75.2^x = 10.5 ^(3x-5)

What I got so far...

log75.2^x=log10.5^(3x-5)
xlog75.2 = (3x-5)log10.5

Trying the next line... Suppose its the same as last time but the other way around?

Edit:
$$(xlog75.2=3x-5)/log10.5$$

BruceW
Homework Helper

You got the last question right, with -0.75.

For the new question, you have got the use of logarithm correct. Now it is just a case of rearranging.

The new question I re-wrote the equation like so, $$xlog75.2 = 3xlog10.5-5log10.5$$ Is that wrong and/or a better method than the last way?

Mark44
Mentor

The new question I re-wrote the equation like so, $$xlog75.2 = 3xlog10.5-5log10.5$$ Is that wrong and/or a better method than the last way?
You're not done yet. Add -3xlog(10.5) to both sides. Then on the left side, you'll have two terms with a factor of x. Factor the two terms into x(...other stuff) = <stuff on the right side>.

cepheid
Staff Emeritus
Gold Member

You cannot put equals signs inside of expressions within parentheses. It makes no sense.

You cannot put equals signs inside of expressions within parentheses. It makes no sense.
Sorry, not quite sure what you mean here?

You're not done yet. Add -3xlog(10.5) to both sides. Then on the left side, you'll have two terms with a factor of x. Factor the two terms into x(...other stuff) = <stuff on the right side>.
Thanks for your help Mark, but I'm still unsure now :( Would it look like this..
$$(-3xlog(10.5)xlog75.2=-3xlog(10.5) 3x-5) / log10.5$$

Or $$((-3xlog(10.5)xlog75.2=(3xlog(10.5))3xlog10.5-5log10.5)$$ CONFUSED ! :(

cepheid
Staff Emeritus
Gold Member

Sorry, not quite sure what you mean here?

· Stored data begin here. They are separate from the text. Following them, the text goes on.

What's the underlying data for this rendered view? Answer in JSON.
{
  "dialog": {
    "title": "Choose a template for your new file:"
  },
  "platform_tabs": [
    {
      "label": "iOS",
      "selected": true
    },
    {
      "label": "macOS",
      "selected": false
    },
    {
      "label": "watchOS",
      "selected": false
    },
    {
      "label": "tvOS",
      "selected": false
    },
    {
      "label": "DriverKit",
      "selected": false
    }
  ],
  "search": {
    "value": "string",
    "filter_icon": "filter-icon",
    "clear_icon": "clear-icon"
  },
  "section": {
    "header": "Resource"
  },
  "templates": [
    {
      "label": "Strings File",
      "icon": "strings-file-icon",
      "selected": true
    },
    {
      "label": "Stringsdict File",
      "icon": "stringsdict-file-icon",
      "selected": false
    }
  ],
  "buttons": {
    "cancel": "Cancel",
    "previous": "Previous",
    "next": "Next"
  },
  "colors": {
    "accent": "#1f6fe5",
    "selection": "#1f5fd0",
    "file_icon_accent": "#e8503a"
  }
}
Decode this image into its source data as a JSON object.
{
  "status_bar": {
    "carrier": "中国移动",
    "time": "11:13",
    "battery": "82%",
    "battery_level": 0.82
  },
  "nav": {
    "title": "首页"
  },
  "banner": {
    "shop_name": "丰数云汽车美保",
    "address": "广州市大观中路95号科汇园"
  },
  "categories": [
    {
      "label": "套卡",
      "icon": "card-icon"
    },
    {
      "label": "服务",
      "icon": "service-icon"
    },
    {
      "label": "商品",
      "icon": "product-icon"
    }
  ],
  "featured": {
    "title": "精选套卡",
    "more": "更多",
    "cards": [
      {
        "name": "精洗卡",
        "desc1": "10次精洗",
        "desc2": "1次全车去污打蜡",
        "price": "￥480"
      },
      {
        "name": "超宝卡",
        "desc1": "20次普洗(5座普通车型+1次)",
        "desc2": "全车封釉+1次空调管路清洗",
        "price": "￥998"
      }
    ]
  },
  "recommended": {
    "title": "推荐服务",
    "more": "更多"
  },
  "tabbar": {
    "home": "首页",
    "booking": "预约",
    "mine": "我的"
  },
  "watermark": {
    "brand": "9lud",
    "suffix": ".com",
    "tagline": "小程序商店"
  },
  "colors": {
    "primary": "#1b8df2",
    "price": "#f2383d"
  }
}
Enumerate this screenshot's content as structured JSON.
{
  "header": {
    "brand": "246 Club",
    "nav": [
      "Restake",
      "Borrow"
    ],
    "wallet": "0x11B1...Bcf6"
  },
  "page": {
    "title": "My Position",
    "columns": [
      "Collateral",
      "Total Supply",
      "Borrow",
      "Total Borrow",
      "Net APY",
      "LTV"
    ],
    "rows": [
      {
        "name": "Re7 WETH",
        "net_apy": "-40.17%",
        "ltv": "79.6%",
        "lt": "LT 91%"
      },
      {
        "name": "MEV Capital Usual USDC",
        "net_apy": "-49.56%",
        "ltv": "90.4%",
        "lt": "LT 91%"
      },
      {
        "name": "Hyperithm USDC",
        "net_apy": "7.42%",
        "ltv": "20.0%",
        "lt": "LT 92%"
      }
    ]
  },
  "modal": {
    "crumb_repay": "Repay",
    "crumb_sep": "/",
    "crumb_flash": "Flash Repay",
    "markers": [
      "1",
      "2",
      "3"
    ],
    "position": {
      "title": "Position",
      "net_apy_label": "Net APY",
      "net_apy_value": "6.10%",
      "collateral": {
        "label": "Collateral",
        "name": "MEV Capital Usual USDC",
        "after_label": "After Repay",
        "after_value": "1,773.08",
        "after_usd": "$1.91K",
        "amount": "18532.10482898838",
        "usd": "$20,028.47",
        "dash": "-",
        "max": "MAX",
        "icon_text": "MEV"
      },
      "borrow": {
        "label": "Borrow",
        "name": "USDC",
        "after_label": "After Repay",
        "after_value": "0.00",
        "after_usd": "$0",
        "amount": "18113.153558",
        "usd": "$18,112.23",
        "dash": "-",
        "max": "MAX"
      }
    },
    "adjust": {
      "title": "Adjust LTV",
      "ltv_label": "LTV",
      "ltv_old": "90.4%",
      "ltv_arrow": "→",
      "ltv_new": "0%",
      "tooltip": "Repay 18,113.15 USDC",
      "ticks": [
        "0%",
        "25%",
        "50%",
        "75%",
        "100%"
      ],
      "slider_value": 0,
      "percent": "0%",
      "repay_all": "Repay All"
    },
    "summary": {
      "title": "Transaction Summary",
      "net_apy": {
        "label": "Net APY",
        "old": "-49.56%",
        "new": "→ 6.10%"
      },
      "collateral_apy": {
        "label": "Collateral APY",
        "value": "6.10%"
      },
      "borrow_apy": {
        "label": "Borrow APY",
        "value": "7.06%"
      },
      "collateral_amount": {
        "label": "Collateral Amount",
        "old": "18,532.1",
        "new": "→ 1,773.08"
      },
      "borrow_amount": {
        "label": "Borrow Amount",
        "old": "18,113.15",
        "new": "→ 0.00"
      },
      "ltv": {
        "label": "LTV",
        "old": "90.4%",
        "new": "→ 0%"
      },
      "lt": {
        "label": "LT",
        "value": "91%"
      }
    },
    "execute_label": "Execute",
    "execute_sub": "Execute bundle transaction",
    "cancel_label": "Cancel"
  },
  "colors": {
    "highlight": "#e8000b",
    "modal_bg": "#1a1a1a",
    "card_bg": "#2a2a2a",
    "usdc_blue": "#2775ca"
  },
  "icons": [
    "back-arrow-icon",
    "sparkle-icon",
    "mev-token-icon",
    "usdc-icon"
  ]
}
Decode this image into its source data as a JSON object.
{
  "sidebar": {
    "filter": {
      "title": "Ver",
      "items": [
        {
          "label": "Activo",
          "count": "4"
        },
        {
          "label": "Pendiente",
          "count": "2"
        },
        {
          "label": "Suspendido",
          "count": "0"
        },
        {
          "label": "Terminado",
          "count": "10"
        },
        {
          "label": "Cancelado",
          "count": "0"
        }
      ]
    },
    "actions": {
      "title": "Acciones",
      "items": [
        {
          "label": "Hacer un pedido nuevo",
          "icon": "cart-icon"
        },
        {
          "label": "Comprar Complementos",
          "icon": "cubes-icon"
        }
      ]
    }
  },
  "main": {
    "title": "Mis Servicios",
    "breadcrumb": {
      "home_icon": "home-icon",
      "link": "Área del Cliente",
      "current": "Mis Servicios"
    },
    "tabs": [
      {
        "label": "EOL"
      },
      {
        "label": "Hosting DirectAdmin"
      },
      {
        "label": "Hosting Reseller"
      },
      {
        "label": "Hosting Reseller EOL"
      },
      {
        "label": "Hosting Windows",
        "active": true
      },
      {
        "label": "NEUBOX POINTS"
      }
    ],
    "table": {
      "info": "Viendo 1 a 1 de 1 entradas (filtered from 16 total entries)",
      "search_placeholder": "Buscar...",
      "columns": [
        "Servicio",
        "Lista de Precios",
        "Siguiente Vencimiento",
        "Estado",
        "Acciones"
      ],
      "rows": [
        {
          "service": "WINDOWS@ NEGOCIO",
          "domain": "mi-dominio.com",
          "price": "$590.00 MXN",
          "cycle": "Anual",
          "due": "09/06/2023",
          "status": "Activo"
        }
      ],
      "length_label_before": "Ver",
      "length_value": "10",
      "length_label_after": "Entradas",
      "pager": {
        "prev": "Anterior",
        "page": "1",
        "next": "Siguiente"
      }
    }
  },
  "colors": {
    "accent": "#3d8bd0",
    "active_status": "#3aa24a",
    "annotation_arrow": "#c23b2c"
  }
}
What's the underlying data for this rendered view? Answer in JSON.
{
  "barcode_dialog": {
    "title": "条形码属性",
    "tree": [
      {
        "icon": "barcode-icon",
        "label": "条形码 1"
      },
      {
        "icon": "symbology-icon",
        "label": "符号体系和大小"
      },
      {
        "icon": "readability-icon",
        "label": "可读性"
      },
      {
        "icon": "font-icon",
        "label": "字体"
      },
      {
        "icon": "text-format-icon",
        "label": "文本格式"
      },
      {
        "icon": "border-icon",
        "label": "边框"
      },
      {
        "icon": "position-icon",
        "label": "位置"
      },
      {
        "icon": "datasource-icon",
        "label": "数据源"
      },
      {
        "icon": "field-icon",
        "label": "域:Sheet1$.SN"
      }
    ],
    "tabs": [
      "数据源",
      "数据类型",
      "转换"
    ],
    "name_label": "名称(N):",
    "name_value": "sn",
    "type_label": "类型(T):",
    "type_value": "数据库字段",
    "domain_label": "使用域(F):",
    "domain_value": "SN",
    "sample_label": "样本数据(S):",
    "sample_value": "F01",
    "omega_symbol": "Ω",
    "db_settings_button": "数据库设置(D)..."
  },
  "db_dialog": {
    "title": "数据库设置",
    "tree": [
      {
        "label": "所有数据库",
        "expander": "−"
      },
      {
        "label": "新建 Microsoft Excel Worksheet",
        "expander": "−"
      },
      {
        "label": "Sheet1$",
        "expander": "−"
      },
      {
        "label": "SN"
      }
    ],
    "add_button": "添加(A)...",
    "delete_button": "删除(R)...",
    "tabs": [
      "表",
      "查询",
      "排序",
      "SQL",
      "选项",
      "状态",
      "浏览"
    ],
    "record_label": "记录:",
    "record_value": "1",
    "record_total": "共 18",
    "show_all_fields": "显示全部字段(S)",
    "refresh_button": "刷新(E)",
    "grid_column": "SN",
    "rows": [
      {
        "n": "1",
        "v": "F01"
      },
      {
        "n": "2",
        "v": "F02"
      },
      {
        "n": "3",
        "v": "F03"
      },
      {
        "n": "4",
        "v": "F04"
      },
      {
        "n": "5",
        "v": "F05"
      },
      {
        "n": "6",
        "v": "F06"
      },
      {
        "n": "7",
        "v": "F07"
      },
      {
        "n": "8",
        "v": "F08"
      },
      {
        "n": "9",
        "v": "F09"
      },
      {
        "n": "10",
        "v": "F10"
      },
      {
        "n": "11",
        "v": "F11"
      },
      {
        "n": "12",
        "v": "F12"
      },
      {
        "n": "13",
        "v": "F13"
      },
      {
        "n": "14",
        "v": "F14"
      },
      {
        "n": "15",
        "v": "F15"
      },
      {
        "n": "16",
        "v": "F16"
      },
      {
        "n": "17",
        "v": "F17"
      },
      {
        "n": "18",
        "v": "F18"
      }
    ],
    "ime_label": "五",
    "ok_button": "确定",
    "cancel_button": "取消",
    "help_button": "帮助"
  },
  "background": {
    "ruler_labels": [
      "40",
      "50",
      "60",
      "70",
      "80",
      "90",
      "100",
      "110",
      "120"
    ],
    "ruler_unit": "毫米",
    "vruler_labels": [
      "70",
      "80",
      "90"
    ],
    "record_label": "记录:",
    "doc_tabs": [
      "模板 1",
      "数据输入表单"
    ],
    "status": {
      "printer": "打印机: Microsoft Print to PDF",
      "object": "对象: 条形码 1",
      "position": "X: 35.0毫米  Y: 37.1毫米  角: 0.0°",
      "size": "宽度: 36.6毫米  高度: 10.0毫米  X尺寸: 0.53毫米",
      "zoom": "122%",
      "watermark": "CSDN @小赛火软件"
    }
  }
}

$$(xlog75.2=3x-5)/log10.5$$
You have an equals sign inside the parentheses. It makes no sense.

BruceW
Homework Helper

You have an equals sign inside the parentheses. It makes no sense.
haha, yeah, I think he means 'divide both sides by log10.5'

Edit: I don't know if that is allowable notation in maths, but you can see what he means by it.

BruceW
Homework Helper

CONFUSED ! :(
Think it through yourself, you've done the hard bit already, you just needed to rearrange to get x as the subject of the formula.

BruceW
Homework Helper

The new question I re-wrote the equation like so, $$xlog75.2 = 3xlog10.5-5log10.5$$ Is that wrong and/or a better method than the last way?
This bit is correct. Just think of the numbers as letters, you have something like: $ax = 3bx - 5b$, which is elementary algebra.

This bit is correct. Just think of the numbers as letters, you have something like: $ax = 3bx - 5b$, which is elementary algebra.
Ok... Thanks, I'll have another go now, My brain is fried haha!

BruceW
Homework Helper

No worries, I know the feeling

I really don't see what I can do here, nothing seems to look right! I can see on your equation it would be $$(x=3bx-5b)/a$$ but I just can't see how to apply that to my equation :(

BruceW
Homework Helper

Your equation is $xlog(75.2)=3xlog(10.5) - 5log(10.5)$ So you could also write it as $ax=bx+c$ if you wanted. You can choose how to define your constants.

You don't even need to write it as algebraic letters. You could just write down the actual numbers straight away, then find what x must be.